По второму варианту Седова намечалось доставить в СССР по воздуху. Для этого сотрудниками группы Серебрянского был куплен самолет, а надежный агент-летчик якобы стал готовиться к спортивному перелету по маршруту Париж — Токио. В результате тренировок ему удалось довести время беспосадочного нахождения в воздухе до 12 часов, что позволяло при любых погодных условиях долететь до Киева.
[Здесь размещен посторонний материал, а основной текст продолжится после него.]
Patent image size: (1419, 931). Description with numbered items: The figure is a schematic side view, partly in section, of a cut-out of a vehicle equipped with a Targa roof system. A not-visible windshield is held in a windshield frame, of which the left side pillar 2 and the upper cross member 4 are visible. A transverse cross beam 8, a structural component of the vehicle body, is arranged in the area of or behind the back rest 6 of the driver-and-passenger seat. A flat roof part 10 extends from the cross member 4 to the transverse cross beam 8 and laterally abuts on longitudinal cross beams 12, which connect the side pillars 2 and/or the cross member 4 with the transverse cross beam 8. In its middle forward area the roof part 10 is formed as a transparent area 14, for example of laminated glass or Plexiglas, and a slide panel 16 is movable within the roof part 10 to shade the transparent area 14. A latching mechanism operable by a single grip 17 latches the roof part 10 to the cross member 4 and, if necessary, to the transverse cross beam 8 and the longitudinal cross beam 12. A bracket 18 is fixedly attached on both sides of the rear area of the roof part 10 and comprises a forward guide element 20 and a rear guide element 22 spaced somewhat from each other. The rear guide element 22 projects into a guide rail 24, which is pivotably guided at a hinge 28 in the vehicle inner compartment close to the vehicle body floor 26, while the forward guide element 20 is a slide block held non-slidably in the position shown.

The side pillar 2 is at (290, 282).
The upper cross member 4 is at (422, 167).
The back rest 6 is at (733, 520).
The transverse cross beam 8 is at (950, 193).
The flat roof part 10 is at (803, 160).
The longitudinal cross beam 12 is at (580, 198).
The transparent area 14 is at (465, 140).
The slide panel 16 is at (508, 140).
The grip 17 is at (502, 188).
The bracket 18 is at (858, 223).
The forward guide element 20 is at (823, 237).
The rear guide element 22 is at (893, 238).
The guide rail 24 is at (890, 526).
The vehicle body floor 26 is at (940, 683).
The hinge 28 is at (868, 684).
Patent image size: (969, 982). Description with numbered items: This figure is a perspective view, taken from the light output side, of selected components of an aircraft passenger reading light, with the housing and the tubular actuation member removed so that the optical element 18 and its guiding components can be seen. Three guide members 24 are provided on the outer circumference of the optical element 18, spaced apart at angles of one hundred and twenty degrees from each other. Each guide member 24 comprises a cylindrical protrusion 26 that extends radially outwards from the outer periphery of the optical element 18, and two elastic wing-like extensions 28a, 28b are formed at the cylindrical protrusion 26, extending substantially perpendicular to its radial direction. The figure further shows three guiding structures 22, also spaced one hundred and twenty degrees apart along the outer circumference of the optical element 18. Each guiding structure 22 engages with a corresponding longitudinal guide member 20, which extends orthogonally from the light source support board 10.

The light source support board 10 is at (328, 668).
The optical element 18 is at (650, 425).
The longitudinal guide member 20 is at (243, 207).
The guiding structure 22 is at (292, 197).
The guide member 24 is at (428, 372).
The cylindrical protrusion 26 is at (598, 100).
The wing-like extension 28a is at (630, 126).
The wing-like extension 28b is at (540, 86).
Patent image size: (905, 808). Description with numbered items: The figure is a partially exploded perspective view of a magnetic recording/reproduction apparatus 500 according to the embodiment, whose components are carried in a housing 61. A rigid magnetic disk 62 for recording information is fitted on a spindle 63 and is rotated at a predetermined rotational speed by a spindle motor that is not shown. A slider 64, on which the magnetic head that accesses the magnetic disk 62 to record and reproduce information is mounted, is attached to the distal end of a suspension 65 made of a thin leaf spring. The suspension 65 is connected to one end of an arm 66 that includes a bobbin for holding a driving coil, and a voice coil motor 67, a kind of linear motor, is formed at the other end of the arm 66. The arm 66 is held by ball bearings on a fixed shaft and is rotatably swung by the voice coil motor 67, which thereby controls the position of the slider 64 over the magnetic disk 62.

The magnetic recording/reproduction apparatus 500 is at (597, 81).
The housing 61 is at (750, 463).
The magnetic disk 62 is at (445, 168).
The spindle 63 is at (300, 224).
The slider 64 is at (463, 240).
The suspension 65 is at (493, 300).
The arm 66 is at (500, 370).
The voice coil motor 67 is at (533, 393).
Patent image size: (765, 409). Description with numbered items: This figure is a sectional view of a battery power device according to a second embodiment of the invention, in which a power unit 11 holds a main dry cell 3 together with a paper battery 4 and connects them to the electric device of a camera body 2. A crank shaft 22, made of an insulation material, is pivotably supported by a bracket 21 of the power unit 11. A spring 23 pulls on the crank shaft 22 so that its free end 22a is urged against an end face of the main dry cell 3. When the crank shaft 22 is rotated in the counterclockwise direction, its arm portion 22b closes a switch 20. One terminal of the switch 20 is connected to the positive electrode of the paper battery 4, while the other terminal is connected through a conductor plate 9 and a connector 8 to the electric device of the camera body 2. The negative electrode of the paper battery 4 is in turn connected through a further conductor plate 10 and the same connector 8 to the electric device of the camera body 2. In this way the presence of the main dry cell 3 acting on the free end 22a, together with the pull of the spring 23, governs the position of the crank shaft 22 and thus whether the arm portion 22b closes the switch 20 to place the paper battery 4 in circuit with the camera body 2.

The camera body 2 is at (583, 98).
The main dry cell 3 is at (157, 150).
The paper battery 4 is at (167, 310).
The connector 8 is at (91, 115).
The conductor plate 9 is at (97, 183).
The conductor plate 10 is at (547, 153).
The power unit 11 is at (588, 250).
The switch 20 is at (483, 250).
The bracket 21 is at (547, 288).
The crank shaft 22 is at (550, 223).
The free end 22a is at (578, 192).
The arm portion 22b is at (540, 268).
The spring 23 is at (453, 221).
Всего в подготовке операции участвовало семь агентов Серебрянского, в числе Мирей Аббиа и жена Серебрянского Полина Натановна.

Но в связи с неблагоприятной обстановкой, создавшейся после похищения генерала Миллера, в котором французские власти прямо обвиняли советские спецслужбы, в Москве решили отменить операцию.

Впрочем, это не спасло Седова. Через четыре месяца, вечером 8 февраля 1938 года, у него резко обострились боли в аппендиците.

Операцию, с которой он так долго тянул, откладывать больше было нельзя. Поддавшись уговорам Зборовского, он лег в небольшую частную парижскую клинику русских врачей-эмигрантов под именем месье Мартена, французского инженера. При этом о его местонахождении не был поставлен в известность никто, кроме его жены Жанны. Седов был прооперирован в тот же вечер и в последующие дни быстро шел на поправку. Но через четыре дня у него внезапно наступило ухудшение. В ночь на 13 февраля его видели идущим полуголым в лихорадочном состоянии по коридорам и палатам. Утром следующего дня его состояние было столь ужасно, что вызвало удивление у оперировавшего его врача. Его прооперировали еще раз, но улучшения не последовало, и 16 февраля 1938 года в возрасте 32 лет Седов скончался. По поводу смерти Седова в заявлении Международного секретариата IV Интернационала сообщалось:

«Лев Седов, наш товарищ Седов, сын Льва Троцкого, умер в среду 16 февраля в 11 часов 30 минут утра. Перевезенный за несколько дней до этого в больницу, где его подвергли операции („заворот кишок“), наш несчастный товарищ скончался от инфекции. Такова версия врачей».

Похоронили Седова на парижском кладбище Пер-Лашез в присутствии почти двух тысяч человек.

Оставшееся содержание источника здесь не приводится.